I vividly remember this one story I did.
Lisa and the Fairy
by Marie Vibbert, age 8*
Once Upon a Time there was a girl named Lisa. She wanted nothing in the world more than to be a fairy, but she couldn’t be because fairies only have long hair and her hair was short.
Lisa heard a tiny voice. “Little girl, why are you crying?” She looked and it was a fairy! It was a boy fairy. “I want to be a fairy,” Lisa said, “But I can’t be because I have short hair.”
The boy fairy laughed. “I have short hair! Fairies are all different, just like people. You can have short hair and be a fairy, or be a boy, or anyone. I can make you a fairy right now.”

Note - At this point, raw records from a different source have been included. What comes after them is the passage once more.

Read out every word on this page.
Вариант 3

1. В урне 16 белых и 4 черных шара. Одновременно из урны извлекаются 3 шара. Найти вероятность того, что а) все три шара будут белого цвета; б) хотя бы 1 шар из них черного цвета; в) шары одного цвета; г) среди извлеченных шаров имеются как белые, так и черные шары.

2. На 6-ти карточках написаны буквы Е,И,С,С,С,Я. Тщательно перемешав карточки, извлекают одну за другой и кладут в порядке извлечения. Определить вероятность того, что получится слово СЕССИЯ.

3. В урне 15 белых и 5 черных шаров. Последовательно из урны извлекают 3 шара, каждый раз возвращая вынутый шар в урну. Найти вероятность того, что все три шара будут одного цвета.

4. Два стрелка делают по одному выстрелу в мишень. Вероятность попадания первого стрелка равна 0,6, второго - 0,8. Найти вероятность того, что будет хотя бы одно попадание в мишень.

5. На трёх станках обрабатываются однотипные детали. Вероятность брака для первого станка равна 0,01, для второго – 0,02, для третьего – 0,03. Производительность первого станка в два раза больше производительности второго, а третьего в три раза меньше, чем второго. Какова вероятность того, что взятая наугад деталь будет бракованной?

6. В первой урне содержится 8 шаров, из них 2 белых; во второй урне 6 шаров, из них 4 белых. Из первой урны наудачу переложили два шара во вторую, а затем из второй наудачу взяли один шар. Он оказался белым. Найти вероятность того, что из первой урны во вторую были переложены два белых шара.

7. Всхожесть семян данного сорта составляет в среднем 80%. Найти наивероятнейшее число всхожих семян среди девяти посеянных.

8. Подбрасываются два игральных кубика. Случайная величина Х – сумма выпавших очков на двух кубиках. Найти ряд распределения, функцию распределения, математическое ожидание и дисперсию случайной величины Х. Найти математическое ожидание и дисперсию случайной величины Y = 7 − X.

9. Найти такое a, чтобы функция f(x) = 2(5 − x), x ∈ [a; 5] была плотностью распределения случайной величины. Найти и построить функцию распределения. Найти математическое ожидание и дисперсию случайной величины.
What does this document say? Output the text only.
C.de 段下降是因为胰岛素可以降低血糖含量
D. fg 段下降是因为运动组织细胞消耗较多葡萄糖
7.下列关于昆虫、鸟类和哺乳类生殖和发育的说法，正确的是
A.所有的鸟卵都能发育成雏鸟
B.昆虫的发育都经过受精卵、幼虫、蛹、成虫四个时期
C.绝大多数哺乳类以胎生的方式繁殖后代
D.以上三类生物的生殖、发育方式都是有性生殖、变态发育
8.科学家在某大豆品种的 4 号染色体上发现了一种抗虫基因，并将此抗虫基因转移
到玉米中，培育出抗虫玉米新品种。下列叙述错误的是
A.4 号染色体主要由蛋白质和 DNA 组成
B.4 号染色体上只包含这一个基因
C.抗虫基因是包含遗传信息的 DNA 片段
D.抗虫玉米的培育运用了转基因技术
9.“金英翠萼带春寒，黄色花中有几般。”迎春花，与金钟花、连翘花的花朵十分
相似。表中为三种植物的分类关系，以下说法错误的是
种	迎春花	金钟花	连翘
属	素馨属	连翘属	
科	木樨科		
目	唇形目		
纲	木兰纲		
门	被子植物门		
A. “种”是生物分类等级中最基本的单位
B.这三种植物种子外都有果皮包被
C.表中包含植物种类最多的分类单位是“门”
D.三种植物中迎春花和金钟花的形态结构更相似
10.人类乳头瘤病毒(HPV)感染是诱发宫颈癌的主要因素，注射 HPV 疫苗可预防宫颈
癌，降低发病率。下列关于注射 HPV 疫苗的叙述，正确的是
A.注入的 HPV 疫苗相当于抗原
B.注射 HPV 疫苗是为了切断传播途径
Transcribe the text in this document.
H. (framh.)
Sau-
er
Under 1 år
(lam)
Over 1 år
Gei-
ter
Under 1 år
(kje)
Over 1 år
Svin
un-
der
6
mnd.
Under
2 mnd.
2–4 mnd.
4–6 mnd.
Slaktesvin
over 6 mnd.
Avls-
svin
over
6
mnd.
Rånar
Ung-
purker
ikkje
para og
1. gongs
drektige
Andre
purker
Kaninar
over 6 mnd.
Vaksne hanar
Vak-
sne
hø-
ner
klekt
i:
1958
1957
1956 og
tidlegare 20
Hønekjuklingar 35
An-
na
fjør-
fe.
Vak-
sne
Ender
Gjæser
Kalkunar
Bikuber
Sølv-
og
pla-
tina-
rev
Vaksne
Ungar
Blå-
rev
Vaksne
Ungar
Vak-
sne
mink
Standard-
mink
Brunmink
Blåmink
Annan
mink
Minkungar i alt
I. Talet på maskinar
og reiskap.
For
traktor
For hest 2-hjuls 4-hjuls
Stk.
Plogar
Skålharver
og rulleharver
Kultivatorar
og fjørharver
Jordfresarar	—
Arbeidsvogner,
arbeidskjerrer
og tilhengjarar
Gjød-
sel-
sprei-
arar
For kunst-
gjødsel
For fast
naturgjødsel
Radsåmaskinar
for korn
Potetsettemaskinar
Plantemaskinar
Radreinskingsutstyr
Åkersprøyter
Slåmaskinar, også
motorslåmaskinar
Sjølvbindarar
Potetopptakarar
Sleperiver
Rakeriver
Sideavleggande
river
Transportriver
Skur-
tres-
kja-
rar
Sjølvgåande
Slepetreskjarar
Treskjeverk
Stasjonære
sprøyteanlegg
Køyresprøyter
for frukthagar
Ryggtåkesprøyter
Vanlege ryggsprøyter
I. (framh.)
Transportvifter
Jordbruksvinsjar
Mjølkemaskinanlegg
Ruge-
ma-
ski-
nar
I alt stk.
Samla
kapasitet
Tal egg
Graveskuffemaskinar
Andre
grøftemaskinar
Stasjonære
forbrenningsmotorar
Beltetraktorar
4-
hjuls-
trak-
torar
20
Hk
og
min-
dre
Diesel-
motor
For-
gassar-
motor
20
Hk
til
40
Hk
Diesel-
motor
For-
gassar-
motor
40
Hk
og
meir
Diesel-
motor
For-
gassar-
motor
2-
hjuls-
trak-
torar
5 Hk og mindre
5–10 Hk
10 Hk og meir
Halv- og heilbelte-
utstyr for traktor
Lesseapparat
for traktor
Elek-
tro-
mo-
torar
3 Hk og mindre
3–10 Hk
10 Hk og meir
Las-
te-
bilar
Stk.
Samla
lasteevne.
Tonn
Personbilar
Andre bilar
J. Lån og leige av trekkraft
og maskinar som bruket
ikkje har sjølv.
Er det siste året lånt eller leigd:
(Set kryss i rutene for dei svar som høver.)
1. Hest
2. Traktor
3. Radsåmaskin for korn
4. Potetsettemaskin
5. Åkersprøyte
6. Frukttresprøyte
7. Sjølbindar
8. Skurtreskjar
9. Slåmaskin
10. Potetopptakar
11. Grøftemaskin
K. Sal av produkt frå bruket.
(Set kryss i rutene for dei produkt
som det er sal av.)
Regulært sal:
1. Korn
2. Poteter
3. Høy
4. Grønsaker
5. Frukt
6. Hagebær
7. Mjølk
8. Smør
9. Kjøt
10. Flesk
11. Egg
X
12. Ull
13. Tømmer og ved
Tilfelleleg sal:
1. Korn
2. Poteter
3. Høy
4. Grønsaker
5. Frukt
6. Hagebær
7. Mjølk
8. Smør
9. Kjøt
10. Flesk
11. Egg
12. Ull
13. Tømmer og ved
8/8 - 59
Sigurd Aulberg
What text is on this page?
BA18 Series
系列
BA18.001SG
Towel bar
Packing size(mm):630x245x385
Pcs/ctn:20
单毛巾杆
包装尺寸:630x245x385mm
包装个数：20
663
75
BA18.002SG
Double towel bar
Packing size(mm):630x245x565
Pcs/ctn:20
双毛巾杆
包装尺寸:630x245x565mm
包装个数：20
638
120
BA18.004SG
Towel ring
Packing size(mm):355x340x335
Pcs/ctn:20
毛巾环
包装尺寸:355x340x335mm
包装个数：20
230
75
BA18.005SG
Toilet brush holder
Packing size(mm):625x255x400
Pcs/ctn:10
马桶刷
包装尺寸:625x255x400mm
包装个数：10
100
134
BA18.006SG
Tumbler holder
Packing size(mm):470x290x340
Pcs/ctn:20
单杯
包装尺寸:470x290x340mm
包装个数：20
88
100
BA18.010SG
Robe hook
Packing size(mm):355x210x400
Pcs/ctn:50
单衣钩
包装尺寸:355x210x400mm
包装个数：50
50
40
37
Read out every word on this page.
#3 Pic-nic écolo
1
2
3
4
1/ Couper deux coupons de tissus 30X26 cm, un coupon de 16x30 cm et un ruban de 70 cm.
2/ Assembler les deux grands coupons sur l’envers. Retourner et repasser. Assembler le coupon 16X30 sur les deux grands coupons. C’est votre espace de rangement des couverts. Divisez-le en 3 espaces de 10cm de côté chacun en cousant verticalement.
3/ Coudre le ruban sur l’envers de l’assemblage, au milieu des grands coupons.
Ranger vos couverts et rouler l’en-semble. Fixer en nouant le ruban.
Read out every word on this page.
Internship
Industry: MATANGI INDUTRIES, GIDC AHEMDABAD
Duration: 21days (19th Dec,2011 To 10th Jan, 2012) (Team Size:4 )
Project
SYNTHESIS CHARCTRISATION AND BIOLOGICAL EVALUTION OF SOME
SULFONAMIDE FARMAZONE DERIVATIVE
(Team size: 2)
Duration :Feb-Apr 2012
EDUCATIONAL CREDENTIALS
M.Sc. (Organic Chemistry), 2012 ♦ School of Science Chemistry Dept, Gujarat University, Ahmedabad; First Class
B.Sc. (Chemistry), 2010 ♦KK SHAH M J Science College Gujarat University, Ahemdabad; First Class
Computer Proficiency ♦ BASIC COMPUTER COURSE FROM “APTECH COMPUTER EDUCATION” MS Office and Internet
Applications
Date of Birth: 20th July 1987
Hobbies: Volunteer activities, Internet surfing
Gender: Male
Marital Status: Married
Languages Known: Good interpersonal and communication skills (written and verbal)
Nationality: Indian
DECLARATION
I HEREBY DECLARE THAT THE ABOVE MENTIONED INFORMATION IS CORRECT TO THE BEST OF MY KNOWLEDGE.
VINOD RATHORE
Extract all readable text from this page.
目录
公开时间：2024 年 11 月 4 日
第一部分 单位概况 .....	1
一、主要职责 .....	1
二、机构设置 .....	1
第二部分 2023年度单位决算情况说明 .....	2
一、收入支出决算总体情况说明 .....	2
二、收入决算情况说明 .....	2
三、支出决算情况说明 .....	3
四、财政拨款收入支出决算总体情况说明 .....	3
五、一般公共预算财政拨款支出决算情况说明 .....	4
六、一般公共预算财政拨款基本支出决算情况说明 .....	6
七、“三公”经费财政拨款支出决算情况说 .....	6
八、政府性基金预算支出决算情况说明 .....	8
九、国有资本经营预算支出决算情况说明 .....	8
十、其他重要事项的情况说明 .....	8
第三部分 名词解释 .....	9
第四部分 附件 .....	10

“Oh would you please?” So he did. And they lived happily ever after.
THE END
I still had a blank page in my stapled booklet after my “The End” so I decided to fill in the last page with a big portrait of Lisa, now a fairy.
I realized I’d drawn long hair the second after I did it. SWOOSH big wiggly lines to the edge of the page. It was habit! In pen.
I’d just written my first story with A Message(tm) and I’d invalidated it on the next page.
I drew in two crescents, cutting off the long hair, but of course that didn’t work. I started to scribble the lines out, but that was worse.
There was nothing to do. The stereotype was inside me, and I was never going to be a fairy.
*I’m guessing my age – it was certainly between 7 and 9. Spelling and grammar are, of course, much better in this re-creation from memory. My drawings I’m not sure are any better, save that Photoshop lets you erase things so well. Thank you, Photoshop. Young me would have been a lot less traumatized with an ‘undo’ button.